The taxi driver left me at the entrance to Roussanou, the monastery I planned to visit, around 9:45, and walked up the stone stairs to the entrance. I was greeted by a friendly nun who happily took my 2 euro and directed me to a basket of skirts near the entrance. I picked the black and white patterned one on top, tied it around my waist and ventured into the monastery. Obviously, the entire area is not open to visitors, but what was was so cute and tiny. The doorways were all short and everything just looked so well kept. There was a small church inside the monastery that we were allowed to visit.

The first room of the church was full of images of people being martyred. Lots of people burning and being beheaded. It was kind of creepy to see such violent actions being depicted on the walls of a a church - and they were everywhere. On the ceiling, the walls, arches. It was quite intense. It was pretty cool to see the work though. It was obviously hundreds of years old and several of the images had gold foil embedded into them. Some of the faces and pieces of the images had been rubbed away and you could see the rock wall behind the designs.

The second room was where the scriptures would be kept and read and ceremonies and services would be held. It was a small little chapel and not much room for more than 10 people in the whole space. It was very cool to see and the intricacies of the chapel were incredible! So much detail and so beautifully done.

After I left the monastery I decided to walk back to town the opposite way that the taxi driver had taken me. I ended up walking through two different paths through the woods/mountain side and on part of the main road. It was quite the adventure, but fun. I had a good walk and got to take some incredible pictures from different angles. I didn't end up visiting any more monasteries because some were closed and the one I walked past had a large number of steep stairs leading up to it that I did not feel like climbing (or paying 2 euro to see another church). So I went back to Kalampaka.

When I got back to town I came across the Byzantine church of the Assumption of Virgin Mary. This church was built in the 7th century on top of a 4th/5th century temple of Apollo. I paid my 1.50 euro to go inside and was the only person there. The lady at the front had to turn the lights on just for me. The church was incredible. I can't even begin to describe how I felt. I do know that for the first time on my trip I had a very surreal moment and had to fight back tears. Just being in a place, essentially alone, looking at the frescoes and paintings and mosaics and the intricate markings in the marble moved me. In one part of the floor they had a glass pane inserted into the marble floor to showcase some of the mosaic work from the original temple.

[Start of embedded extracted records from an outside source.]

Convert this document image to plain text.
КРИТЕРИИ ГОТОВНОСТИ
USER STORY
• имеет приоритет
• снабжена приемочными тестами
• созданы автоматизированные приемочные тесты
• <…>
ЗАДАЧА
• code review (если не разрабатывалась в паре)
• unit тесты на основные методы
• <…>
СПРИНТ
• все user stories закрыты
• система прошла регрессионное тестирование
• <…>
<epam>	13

I couldn't help but think about the number of people who had worshiped in this space and history of all that must have happened there. It was probably the most authentic feeling old church I have been in - as far as experiencing what it might have been like to be in a church hundreds of years ago. Even though there was electricity, it was very very very dim and felt like candlelight. It was well worth the 1.50 euro. I could have sat there all day, but I think the lady at the entrance thought I was a bit strange for being in the church as long as I was to begin with.

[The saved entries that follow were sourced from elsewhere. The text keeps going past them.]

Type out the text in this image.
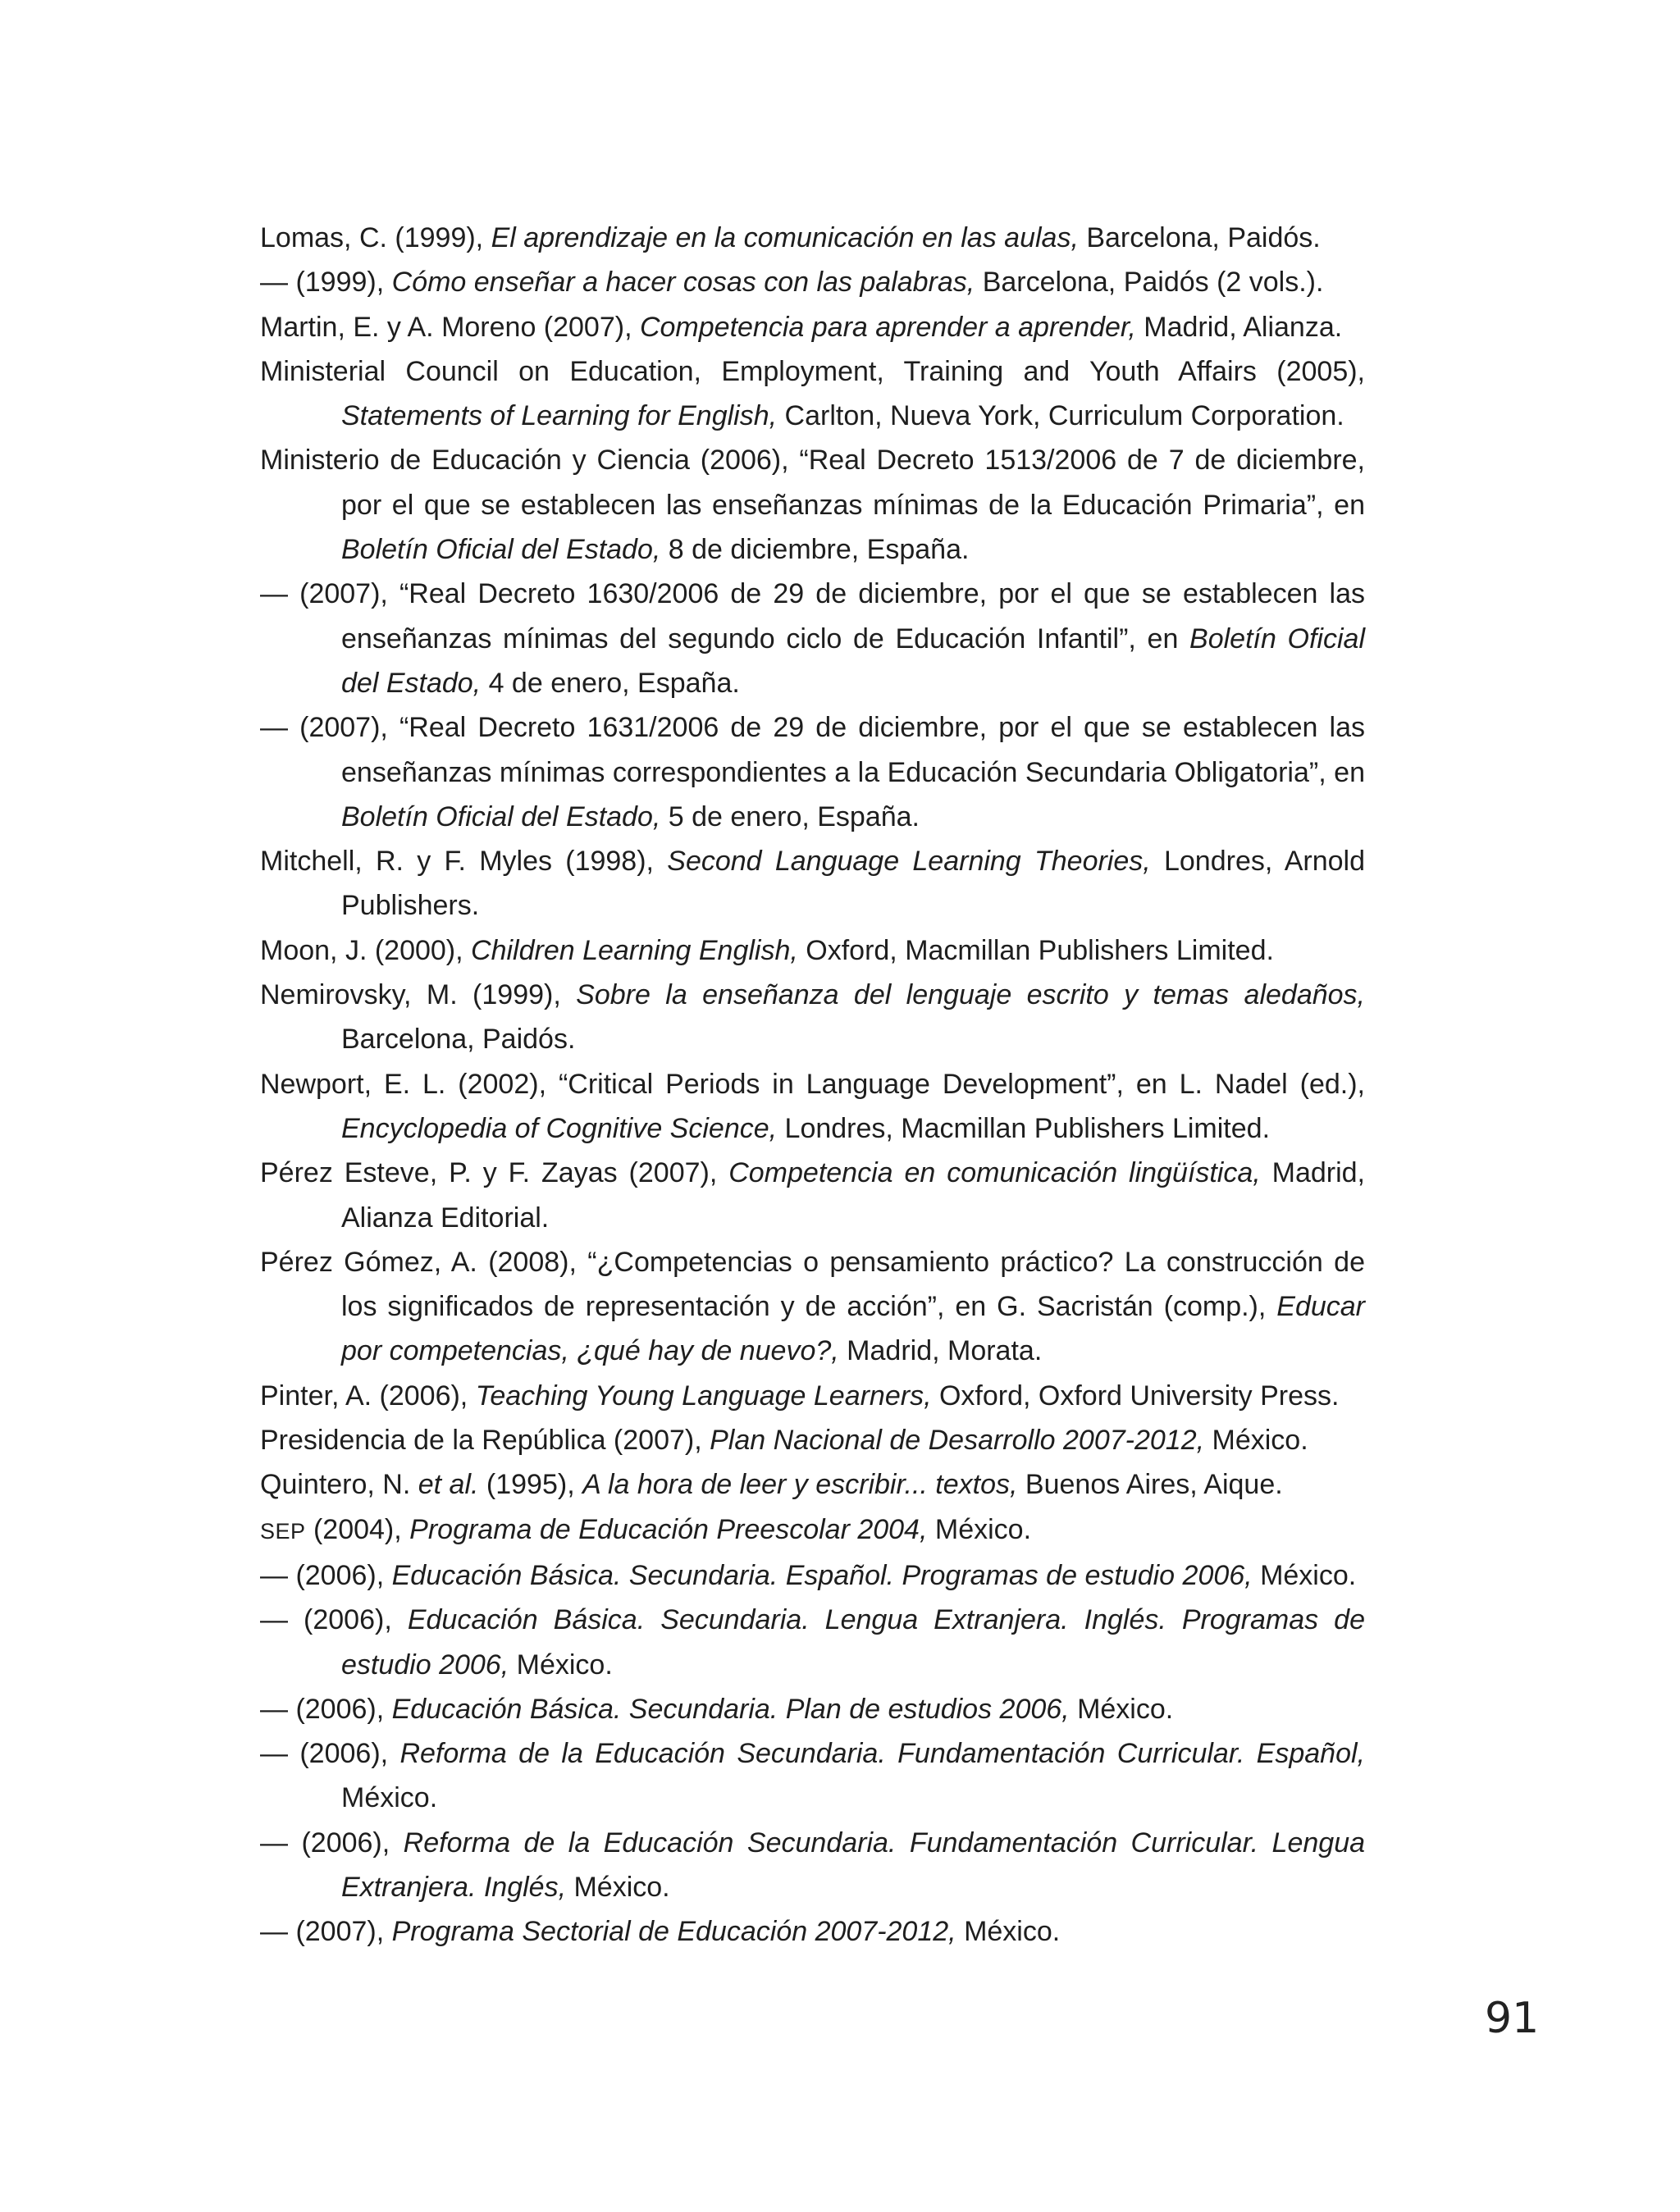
Lomas, C. (1999), El aprendizaje en la comunicación en las aulas, Barcelona, Paidós.

— (1999), Cómo enseñar a hacer cosas con las palabras, Barcelona, Paidós (2 vols.).

Martin, E. y A. Moreno (2007), Competencia para aprender a aprender, Madrid, Alianza.

Ministerial Council on Education, Employment, Training and Youth Affairs (2005), Statements of Learning for English, Carlton, Nueva York, Curriculum Corporation.

Ministerio de Educación y Ciencia (2006), “Real Decreto 1513/2006 de 7 de diciembre, por el que se establecen las enseñanzas mínimas de la Educación Primaria”, en Boletín Oficial del Estado, 8 de diciembre, España.

— (2007), “Real Decreto 1630/2006 de 29 de diciembre, por el que se establecen las enseñanzas mínimas del segundo ciclo de Educación Infantil”, en Boletín Oficial del Estado, 4 de enero, España.

— (2007), “Real Decreto 1631/2006 de 29 de diciembre, por el que se establecen las enseñanzas mínimas correspondientes a la Educación Secundaria Obligatoria”, en Boletín Oficial del Estado, 5 de enero, España.

Mitchell, R. y F. Myles (1998), Second Language Learning Theories, Londres, Arnold Publishers.

Moon, J. (2000), Children Learning English, Oxford, Macmillan Publishers Limited.

Nemirovsky, M. (1999), Sobre la enseñanza del lenguaje escrito y temas aledaños, Barcelona, Paidós.

Newport, E. L. (2002), “Critical Periods in Language Development”, en L. Nadel (ed.), Encyclopedia of Cognitive Science, Londres, Macmillan Publishers Limited.

Pérez Esteve, P. y F. Zayas (2007), Competencia en comunicación lingüística, Madrid, Alianza Editorial.

Pérez Gómez, A. (2008), “¿Competencias o pensamiento práctico? La construcción de los significados de representación y de acción”, en G. Sacristán (comp.), Educar por competencias, ¿qué hay de nuevo?, Madrid, Morata.

Pinter, A. (2006), Teaching Young Language Learners, Oxford, Oxford University Press.

Presidencia de la República (2007), Plan Nacional de Desarrollo 2007-2012, México.

Quintero, N. et al. (1995), A la hora de leer y escribir... textos, Buenos Aires, Aique.

SEP (2004), Programa de Educación Preescolar 2004, México.

— (2006), Educación Básica. Secundaria. Español. Programas de estudio 2006, México.

— (2006), Educación Básica. Secundaria. Lengua Extranjera. Inglés. Programas de estudio 2006, México.

— (2006), Educación Básica. Secundaria. Plan de estudios 2006, México.

— (2006), Reforma de la Educación Secundaria. Fundamentación Curricular. Español, México.

— (2006), Reforma de la Educación Secundaria. Fundamentación Curricular. Lengua Extranjera. Inglés, México.

— (2007), Programa Sectorial de Educación 2007-2012, México.

91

After I left the church I wandered through town some more and stopped at the bakery to buy some bread and the fruit stand to buy some oranges. I am now back at my hotel waiting for it to be 3 to catch my bus to Thessaloniki. I am supposed to text or call my couch surfing host when I arrive and we will arrange to meet up from there. Let's hope it all goes well and according to plan. I have the name of a hostel just in case, but it sounds like it is a bit sketch, so I'm really hoping the couch surfing works out! I'll keep you all posted.